L’Art de corriger et de rendre les hommes constants/07

Marie-Anne-Geneviève Ballard Voir et modifier les données sur Wikidata (p. 147-160).

CHAPITRE VII.

L’avare puni.


LE Comte de Velville, veuf de deux femmes fort riches, ne les épousa que pour leur fortune. Il lui arriva ce que je souhaite à tous les gens de son humeur ; elles moururent sans enfans, & il fut obligé de rendre leur dot.

Il regretta vivement ces pertes, & chercha toutes les occasions de les réparer.

Un bruit public réveilla son attention. Mademoiselle de Levan, dont l’extrême laideur étoit le moindre de ses défauts, en comparaison de ceux de son caractere, passa tout-à-coup dans le monde pour un parti très-riche. Un oncle, mort aux Indes, lui avoit laissé un legs, &, quoique médiocre, on lui supposa des trésors.

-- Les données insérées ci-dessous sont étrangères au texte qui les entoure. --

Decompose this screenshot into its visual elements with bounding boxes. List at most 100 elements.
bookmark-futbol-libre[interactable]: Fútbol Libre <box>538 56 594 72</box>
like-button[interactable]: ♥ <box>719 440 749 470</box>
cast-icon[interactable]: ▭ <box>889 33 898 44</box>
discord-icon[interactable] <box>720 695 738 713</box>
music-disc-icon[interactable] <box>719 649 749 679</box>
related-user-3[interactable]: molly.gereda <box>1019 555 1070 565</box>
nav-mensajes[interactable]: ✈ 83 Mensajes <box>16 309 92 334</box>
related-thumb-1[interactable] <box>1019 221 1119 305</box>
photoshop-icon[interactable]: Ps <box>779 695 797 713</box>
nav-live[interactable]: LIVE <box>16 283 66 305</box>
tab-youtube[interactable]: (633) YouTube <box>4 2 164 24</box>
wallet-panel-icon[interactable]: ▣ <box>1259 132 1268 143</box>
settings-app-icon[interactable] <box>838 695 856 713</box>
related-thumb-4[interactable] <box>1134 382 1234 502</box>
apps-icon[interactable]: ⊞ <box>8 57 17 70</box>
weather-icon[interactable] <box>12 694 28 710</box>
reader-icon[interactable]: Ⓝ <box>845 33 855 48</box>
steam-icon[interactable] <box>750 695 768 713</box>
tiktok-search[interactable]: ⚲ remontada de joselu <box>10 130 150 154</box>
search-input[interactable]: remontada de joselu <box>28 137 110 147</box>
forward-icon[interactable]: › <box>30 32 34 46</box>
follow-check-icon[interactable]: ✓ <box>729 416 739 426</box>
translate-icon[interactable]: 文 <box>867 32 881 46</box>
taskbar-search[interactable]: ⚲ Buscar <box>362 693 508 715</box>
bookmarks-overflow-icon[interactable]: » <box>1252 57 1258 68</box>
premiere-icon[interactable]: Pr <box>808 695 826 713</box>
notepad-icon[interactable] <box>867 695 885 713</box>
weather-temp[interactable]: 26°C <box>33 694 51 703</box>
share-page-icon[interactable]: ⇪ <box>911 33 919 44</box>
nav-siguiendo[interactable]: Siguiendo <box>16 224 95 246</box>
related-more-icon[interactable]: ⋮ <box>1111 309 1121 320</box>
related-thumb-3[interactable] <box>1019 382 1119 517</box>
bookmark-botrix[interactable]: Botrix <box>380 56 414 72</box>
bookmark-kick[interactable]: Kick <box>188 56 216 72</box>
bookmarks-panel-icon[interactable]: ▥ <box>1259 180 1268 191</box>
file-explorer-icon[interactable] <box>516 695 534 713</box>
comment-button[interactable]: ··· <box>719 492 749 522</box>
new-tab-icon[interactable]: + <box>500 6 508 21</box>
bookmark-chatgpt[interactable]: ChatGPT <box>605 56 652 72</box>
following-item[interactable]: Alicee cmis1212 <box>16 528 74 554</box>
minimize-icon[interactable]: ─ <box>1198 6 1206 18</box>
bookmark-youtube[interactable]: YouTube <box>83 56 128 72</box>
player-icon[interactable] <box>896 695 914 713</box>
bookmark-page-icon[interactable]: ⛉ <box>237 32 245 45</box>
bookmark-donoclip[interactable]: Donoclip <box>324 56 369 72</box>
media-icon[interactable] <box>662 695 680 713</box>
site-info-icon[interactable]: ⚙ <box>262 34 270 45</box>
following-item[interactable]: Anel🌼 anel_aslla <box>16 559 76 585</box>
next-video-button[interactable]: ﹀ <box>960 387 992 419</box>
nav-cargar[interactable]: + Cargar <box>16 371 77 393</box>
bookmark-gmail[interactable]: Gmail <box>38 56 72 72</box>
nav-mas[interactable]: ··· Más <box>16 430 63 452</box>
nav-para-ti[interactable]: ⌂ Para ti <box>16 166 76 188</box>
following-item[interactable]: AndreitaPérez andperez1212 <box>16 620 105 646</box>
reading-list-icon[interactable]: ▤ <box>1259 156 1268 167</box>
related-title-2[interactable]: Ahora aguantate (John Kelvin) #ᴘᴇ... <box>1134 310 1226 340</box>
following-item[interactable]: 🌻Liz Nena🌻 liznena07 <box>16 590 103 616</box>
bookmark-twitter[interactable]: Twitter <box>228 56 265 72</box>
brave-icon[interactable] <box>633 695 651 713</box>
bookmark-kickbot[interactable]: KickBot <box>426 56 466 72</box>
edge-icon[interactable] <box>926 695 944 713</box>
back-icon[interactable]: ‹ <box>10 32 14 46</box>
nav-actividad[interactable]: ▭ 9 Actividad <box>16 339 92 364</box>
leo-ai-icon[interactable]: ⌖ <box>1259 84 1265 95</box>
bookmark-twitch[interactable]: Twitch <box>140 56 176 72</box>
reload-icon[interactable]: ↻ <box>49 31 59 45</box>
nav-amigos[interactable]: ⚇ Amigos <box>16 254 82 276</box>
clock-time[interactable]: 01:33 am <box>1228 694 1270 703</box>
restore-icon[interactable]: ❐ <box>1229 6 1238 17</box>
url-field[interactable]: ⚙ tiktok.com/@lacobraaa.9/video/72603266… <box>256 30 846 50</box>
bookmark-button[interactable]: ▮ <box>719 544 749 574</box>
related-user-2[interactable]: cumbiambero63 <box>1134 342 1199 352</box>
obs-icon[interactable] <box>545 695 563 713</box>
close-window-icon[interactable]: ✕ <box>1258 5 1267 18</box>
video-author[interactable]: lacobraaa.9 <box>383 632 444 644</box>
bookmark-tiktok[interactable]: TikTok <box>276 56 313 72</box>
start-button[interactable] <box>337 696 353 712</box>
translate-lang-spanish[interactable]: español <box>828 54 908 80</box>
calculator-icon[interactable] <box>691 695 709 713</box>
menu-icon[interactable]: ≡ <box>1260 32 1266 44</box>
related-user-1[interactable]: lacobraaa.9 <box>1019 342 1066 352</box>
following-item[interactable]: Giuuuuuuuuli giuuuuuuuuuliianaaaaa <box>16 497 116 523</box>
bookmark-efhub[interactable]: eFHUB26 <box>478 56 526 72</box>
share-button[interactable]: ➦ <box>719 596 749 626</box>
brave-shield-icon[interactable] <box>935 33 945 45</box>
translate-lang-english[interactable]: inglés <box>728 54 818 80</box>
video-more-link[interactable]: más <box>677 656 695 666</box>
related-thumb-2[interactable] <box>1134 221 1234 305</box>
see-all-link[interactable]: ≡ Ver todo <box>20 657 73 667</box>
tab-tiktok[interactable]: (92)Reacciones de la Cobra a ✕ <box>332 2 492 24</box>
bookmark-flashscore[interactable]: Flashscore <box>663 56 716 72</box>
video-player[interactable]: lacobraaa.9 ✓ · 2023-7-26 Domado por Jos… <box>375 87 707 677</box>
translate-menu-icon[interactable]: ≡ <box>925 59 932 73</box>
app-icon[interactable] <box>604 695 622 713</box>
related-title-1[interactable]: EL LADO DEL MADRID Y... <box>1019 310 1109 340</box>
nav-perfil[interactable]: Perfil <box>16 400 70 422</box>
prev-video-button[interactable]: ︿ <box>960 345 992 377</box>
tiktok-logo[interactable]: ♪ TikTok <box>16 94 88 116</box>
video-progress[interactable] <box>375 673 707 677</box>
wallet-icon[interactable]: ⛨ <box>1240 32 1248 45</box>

Mademoiselle de Levan, plus rusée qu’aucune de notre sexe, profita de cette circonstance, &, dans l’espoir de faire un mariage avantageux, soutint cette brillante réputation par des dépenses énormes.

Bientôt tous les cadets de famille, les prodigues ruinés, & les Seigneurs de la Garonne, briguerent l’honneur de son alliance. L’avare Comte ne manqua pas de se mettre aussi sur les rangs. Il eut tant d’égards & d’assiduités auprès d’elle, qu’il l’emporta sur tous ses rivaux.

Dans la crainte que des recherches trop scrupuleuses ne découvrissent son caractere sordide, il négligea les précautions nécessaires qui l’auroient instruit de la fortune réelle de cette riche héritière ; avide d’en jouir, il l’épousa.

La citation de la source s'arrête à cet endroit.